Segundo relatos de responsáveis, parte das famílias considera que assuntos ligados à identidade de gênero, educação sexual e questionamentos sobre a estrutura familiar tradicional não deveriam ser apresentados a crianças antes da puberdade. Uma das mães relatou que a leitura provocou questionamentos do filho dentro de casa. “Ontem, meu filho me perguntou o que era homossexualismo [sic]. Precisei introduzir o assunto”, comentou.

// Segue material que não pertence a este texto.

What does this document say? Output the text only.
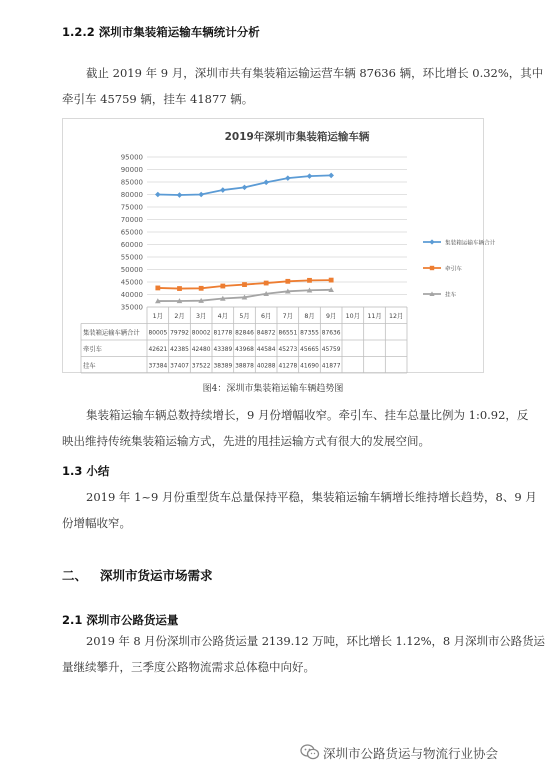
1.2.2 深圳市集装箱运输车辆统计分析
截止 2019 年 9 月，深圳市共有集装箱运输运营车辆 87636 辆，环比增长 0.32%，其中
牵引车 45759 辆，挂车 41877 辆。
2019年深圳市集装箱运输车辆
35000
40000
45000
50000
55000
60000
65000
70000
75000
80000
85000
90000
95000
集装箱运输车辆合计
牵引车
挂车
1月 2月 3月 4月 5月 6月 7月 8月 9月 10月 11月 12月
集装箱运输车辆合计 80005 79792 80002 81778 82846 84872 86551 87355 87636
牵引车	42621 42385 42480 43389 43968 44584 45273 45665 45759
挂车	37384 37407 37522 38389 38878 40288 41278 41690 41877
图4：深圳市集装箱运输车辆趋势图
集装箱运输车辆总数持续增长，9 月份增幅收窄。牵引车、挂车总量比例为 1:0.92，反
映出维持传统集装箱运输方式，先进的甩挂运输方式有很大的发展空间。
1.3 小结
2019 年 1~9 月份重型货车总量保持平稳，集装箱运输车辆增长维持增长趋势，8、9 月
份增幅收窄。
二、 深圳市货运市场需求
2.1 深圳市公路货运量
2019 年 8 月份深圳市公路货运量 2139.12 万吨，环比增长 1.12%，8 月深圳市公路货运
量继续攀升，三季度公路物流需求总体稳中向好。
深圳市公路货运与物流行业协会
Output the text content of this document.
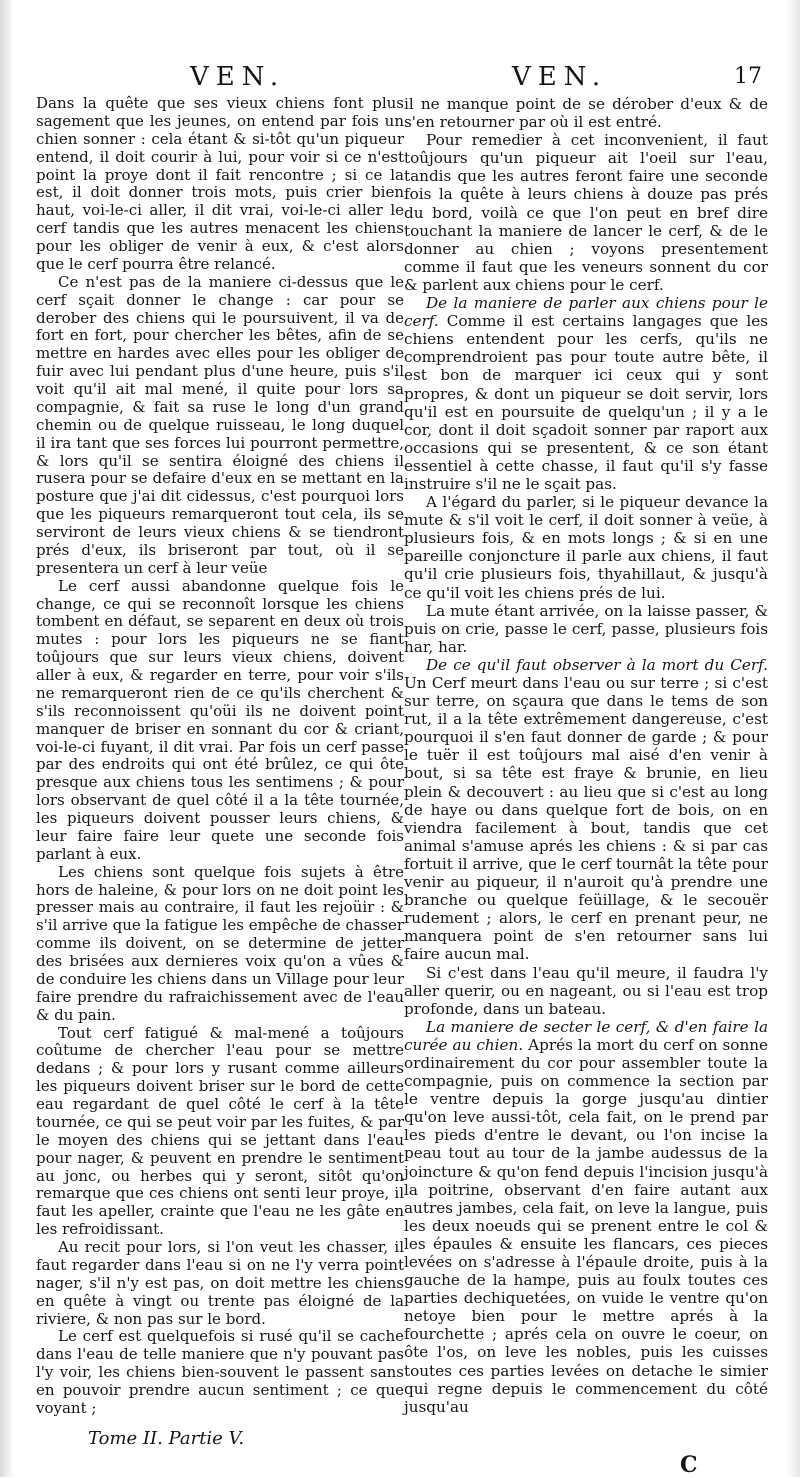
VEN.	VEN.	17

Dans la quête que ses vieux chiens font plus sagement que les jeunes, on entend par fois un chien sonner : cela étant & si-tôt qu'un piqueur entend, il doit courir à lui, pour voir si ce n'est point la proye dont il fait rencontre ; si ce la est, il doit donner trois mots, puis crier bien haut, voi-le-ci aller, il dit vrai, voi-le-ci aller le cerf tandis que les autres menacent les chiens pour les obliger de venir à eux, & c'est alors que le cerf pourra être relancé.

Ce n'est pas de la maniere ci-dessus que le cerf sçait donner le change : car pour se derober des chiens qui le poursuivent, il va de fort en fort, pour chercher les bêtes, afin de se mettre en hardes avec elles pour les obliger de fuir avec lui pendant plus d'une heure, puis s'il voit qu'il ait mal mené, il quite pour lors sa compagnie, & fait sa ruse le long d'un grand chemin ou de quelque ruisseau, le long duquel il ira tant que ses forces lui pourront permettre, & lors qu'il se sentira éloigné des chiens il rusera pour se defaire d'eux en se mettant en la posture que j'ai dit cidessus, c'est pourquoi lors que les piqueurs remarqueront tout cela, ils se serviront de leurs vieux chiens & se tiendront prés d'eux, ils briseront par tout, où il se presentera un cerf à leur veüe

Le cerf aussi abandonne quelque fois le change, ce qui se reconnoît lorsque les chiens tombent en défaut, se separent en deux où trois mutes : pour lors les piqueurs ne se fiant toûjours que sur leurs vieux chiens, doivent aller à eux, & regarder en terre, pour voir s'ils ne remarqueront rien de ce qu'ils cherchent & s'ils reconnoissent qu'oüi ils ne doivent point manquer de briser en sonnant du cor & criant, voi-le-ci fuyant, il dit vrai. Par fois un cerf passe par des endroits qui ont été brûlez, ce qui ôte presque aux chiens tous les sentimens ; & pour lors observant de quel côté il a la tête tournée, les piqueurs doivent pousser leurs chiens, & leur faire faire leur quete une seconde fois parlant à eux.

Les chiens sont quelque fois sujets à être hors de haleine, & pour lors on ne doit point les presser mais au contraire, il faut les rejoüir : & s'il arrive que la fatigue les empêche de chasser comme ils doivent, on se determine de jetter des brisées aux dernieres voix qu'on a vûes & de conduire les chiens dans un Village pour leur faire prendre du rafraichissement avec de l'eau & du pain.

Tout cerf fatigué & mal-mené a toûjours coûtume de chercher l'eau pour se mettre dedans ; & pour lors y rusant comme ailleurs les piqueurs doivent briser sur le bord de cette eau regardant de quel côté le cerf à la tête tournée, ce qui se peut voir par les fuites, & par le moyen des chiens qui se jettant dans l'eau pour nager, & peuvent en prendre le sentiment au jonc, ou herbes qui y seront, sitôt qu'on remarque que ces chiens ont senti leur proye, il faut les apeller, crainte que l'eau ne les gâte en les refroidissant.

Au recit pour lors, si l'on veut les chasser, il faut regarder dans l'eau si on ne l'y verra point nager, s'il n'y est pas, on doit mettre les chiens en quête à vingt ou trente pas éloigné de la riviere, & non pas sur le bord.

Le cerf est quelquefois si rusé qu'il se cache dans l'eau de telle maniere que n'y pouvant pas l'y voir, les chiens bien-souvent le passent sans en pouvoir prendre aucun sentiment ; ce que voyant ;

il ne manque point de se dérober d'eux & de s'en retourner par où il est entré.

Pour remedier à cet inconvenient, il faut toûjours qu'un piqueur ait l'oeil sur l'eau, tandis que les autres feront faire une seconde fois la quête à leurs chiens à douze pas prés du bord, voilà ce que l'on peut en bref dire touchant la maniere de lancer le cerf, & de le donner au chien ; voyons presentement comme il faut que les veneurs sonnent du cor & parlent aux chiens pour le cerf.

De la maniere de parler aux chiens pour le cerf. Comme il est certains langages que les chiens entendent pour les cerfs, qu'ils ne comprendroient pas pour toute autre bête, il est bon de marquer ici ceux qui y sont propres, & dont un piqueur se doit servir, lors qu'il est en poursuite de quelqu'un ; il y a le cor, dont il doit sçadoit sonner par raport aux occasions qui se presentent, & ce son étant essentiel à cette chasse, il faut qu'il s'y fasse instruire s'il ne le sçait pas.

A l'égard du parler, si le piqueur devance la mute & s'il voit le cerf, il doit sonner à veüe, à plusieurs fois, & en mots longs ; & si en une pareille conjoncture il parle aux chiens, il faut qu'il crie plusieurs fois, thyahillaut, & jusqu'à ce qu'il voit les chiens prés de lui.

La mute étant arrivée, on la laisse passer, & puis on crie, passe le cerf, passe, plusieurs fois har, har.

De ce qu'il faut observer à la mort du Cerf. Un Cerf meurt dans l'eau ou sur terre ; si c'est sur terre, on sçaura que dans le tems de son rut, il a la tête extrêmement dangereuse, c'est pourquoi il s'en faut donner de garde ; & pour le tuër il est toûjours mal aisé d'en venir à bout, si sa tête est fraye & brunie, en lieu plein & decouvert : au lieu que si c'est au long de haye ou dans quelque fort de bois, on en viendra facilement à bout, tandis que cet animal s'amuse aprés les chiens : & si par cas fortuit il arrive, que le cerf tournât la tête pour venir au piqueur, il n'auroit qu'à prendre une branche ou quelque feüillage, & le secouër rudement ; alors, le cerf en prenant peur, ne manquera point de s'en retourner sans lui faire aucun mal.

Si c'est dans l'eau qu'il meure, il faudra l'y aller querir, ou en nageant, ou si l'eau est trop profonde, dans un bateau.

La maniere de secter le cerf, & d'en faire la curée au chien. Aprés la mort du cerf on sonne ordinairement du cor pour assembler toute la compagnie, puis on commence la section par le ventre depuis la gorge jusqu'au dintier qu'on leve aussi-tôt, cela fait, on le prend par les pieds d'entre le devant, ou l'on incise la peau tout au tour de la jambe audessus de la joincture & qu'on fend depuis l'incision jusqu'à la poitrine, observant d'en faire autant aux autres jambes, cela fait, on leve la langue, puis les deux noeuds qui se prenent entre le col & les épaules & ensuite les flancars, ces pieces levées on s'adresse à l'épaule droite, puis à la gauche de la hampe, puis au foulx toutes ces parties dechiquetées, on vuide le ventre qu'on netoye bien pour le mettre aprés à la fourchette ; aprés cela on ouvre le coeur, on ôte l'os, on leve les nobles, puis les cuisses toutes ces parties levées on detache le simier qui regne depuis le commencement du côté jusqu'au

Tome II. Partie V.
C
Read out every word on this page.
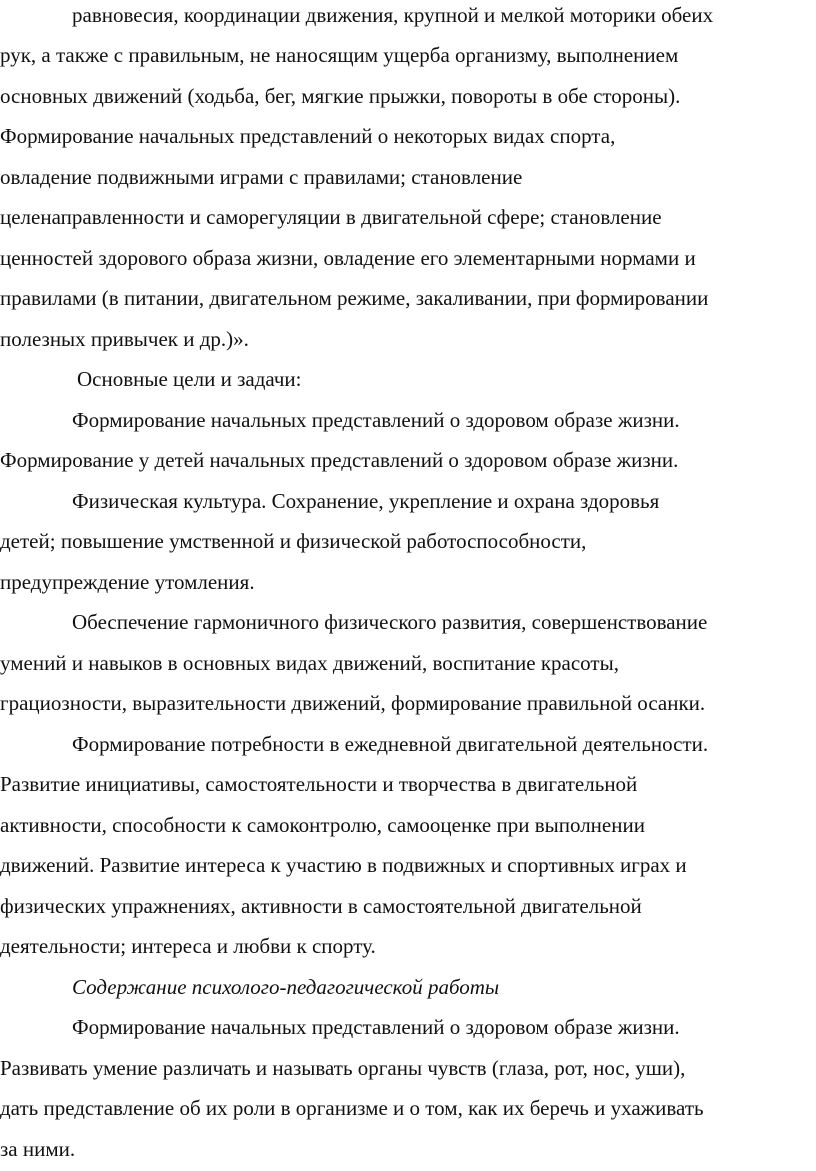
равновесия, координации движения, крупной и мелкой моторики обеих
рук, а также с правильным, не наносящим ущерба организму, выполнением
основных движений (ходьба, бег, мягкие прыжки, повороты в обе стороны).
Формирование начальных представлений о некоторых видах спорта,
овладение подвижными играми с правилами; становление
целенаправленности и саморегуляции в двигательной сфере; становление
ценностей здорового образа жизни, овладение его элементарными нормами и
правилами (в питании, двигательном режиме, закаливании, при формировании
полезных привычек и др.)».
Основные цели и задачи:
Формирование начальных представлений о здоровом образе жизни.
Формирование у детей начальных представлений о здоровом образе жизни.
Физическая культура. Сохранение, укрепление и охрана здоровья
детей; повышение умственной и физической работоспособности,
предупреждение утомления.
Обеспечение гармоничного физического развития, совершенствование
умений и навыков в основных видах движений, воспитание красоты,
грациозности, выразительности движений, формирование правильной осанки.
Формирование потребности в ежедневной двигательной деятельности.
Развитие инициативы, самостоятельности и творчества в двигательной
активности, способности к самоконтролю, самооценке при выполнении
движений. Развитие интереса к участию в подвижных и спортивных играх и
физических упражнениях, активности в самостоятельной двигательной
деятельности; интереса и любви к спорту.
Содержание психолого-педагогической работы
Формирование начальных представлений о здоровом образе жизни.
Развивать умение различать и называть органы чувств (глаза, рот, нос, уши),
дать представление об их роли в организме и о том, как их беречь и ухаживать
за ними.
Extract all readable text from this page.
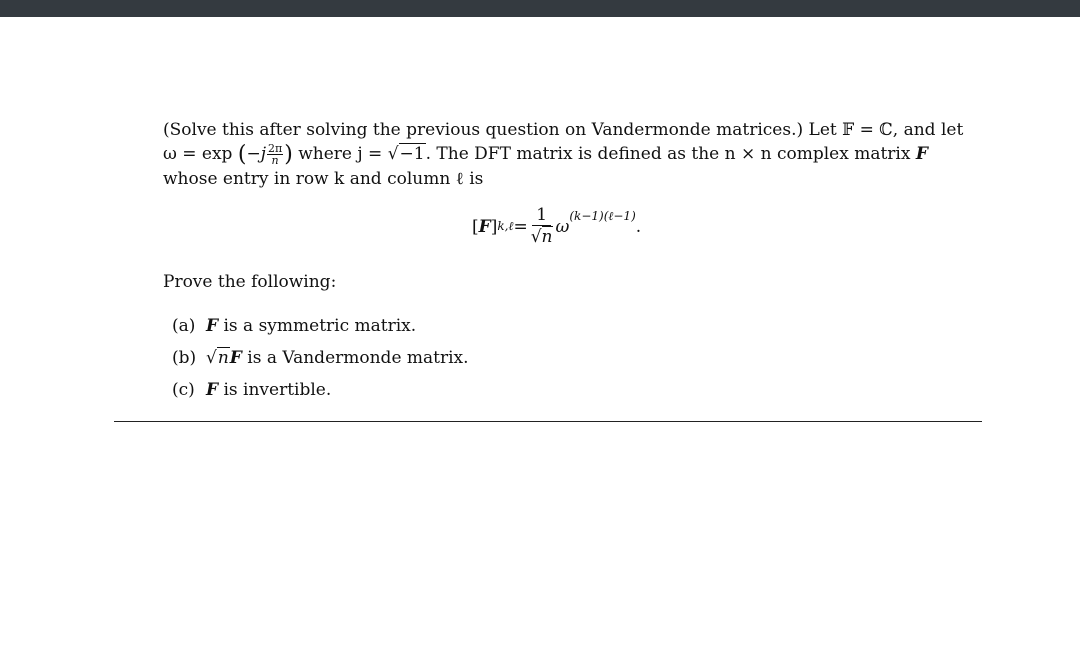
(Solve this after solving the previous question on Vandermonde matrices.) Let 𝔽 = ℂ, and let

$\omega = \exp (-j \frac{2\pi}{n}$ ) where j = √−1. The DFT matrix is defined as the n × n complex matrix F

whose entry in row k and column ℓ is

[ F ] k,ℓ = $\frac{1}{√n}$ ω
$^{(k-1)(\ell-1)}$
.
Prove the following:
(a) F is a symmetric matrix.
(b) √nF is a Vandermonde matrix.
(c) F is invertible.
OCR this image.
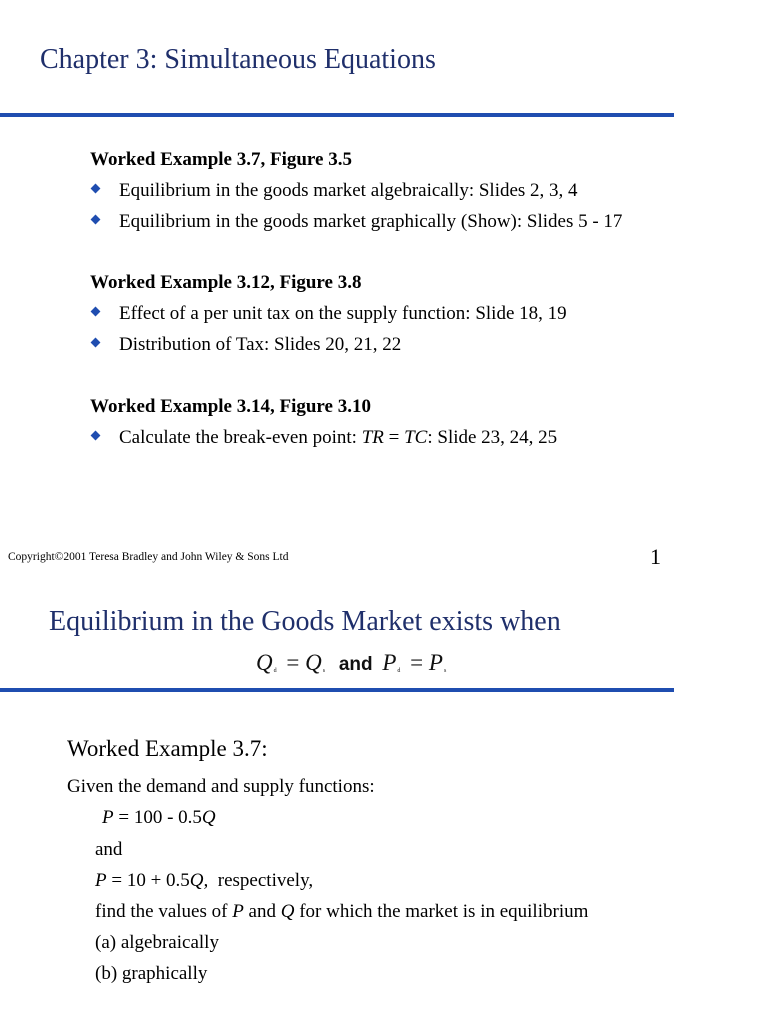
Chapter 3: Simultaneous Equations
Worked Example 3.7, Figure 3.5
Equilibrium in the goods market algebraically: Slides 2, 3, 4
Equilibrium in the goods market graphically (Show): Slides 5 - 17
Worked Example 3.12, Figure 3.8
Effect of a per unit tax on the supply function: Slide 18, 19
Distribution of Tax: Slides 20, 21, 22
Worked Example 3.14, Figure 3.10
Calculate the break-even point: TR = TC: Slide 23, 24, 25
Copyright©2001 Teresa Bradley and John Wiley & Sons Ltd	1
Equilibrium in the Goods Market exists when
$Q_d = Q_s$ and $P_d = P_s$
Worked Example 3.7:
Given the demand and supply functions:
P = 100 - 0.5Q
and
P = 10 + 0.5Q,  respectively,
find the values of P and Q for which the market is in equilibrium
(a) algebraically
(b) graphically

O centro da controvérsia é uma passagem da obra em que a personagem principal manifesta o desejo de ter nascido menino. Para alguns pais, o trecho representa abordagem considerada inadequada para a faixa etária dos estudantes.

Bolsa Amarela

A obra A Bolsa Amarela, publicada originalmente em 1976, é conhecida por abordar questões que envolvem infância, identidade, desejos e conflitos pessoais sob a perspectiva de uma criança. O livro já foi adotado em diferentes instituições de ensino no país ao longo das últimas décadas.

A coluna demandou o CBMDF sobre o caso. Até o momento, não houve posicionamento público oficial da direção do Colégio Militar Dom Pedro II sobre as críticas apresentadas pelos pais. O espaço permanece aberto para manifestações.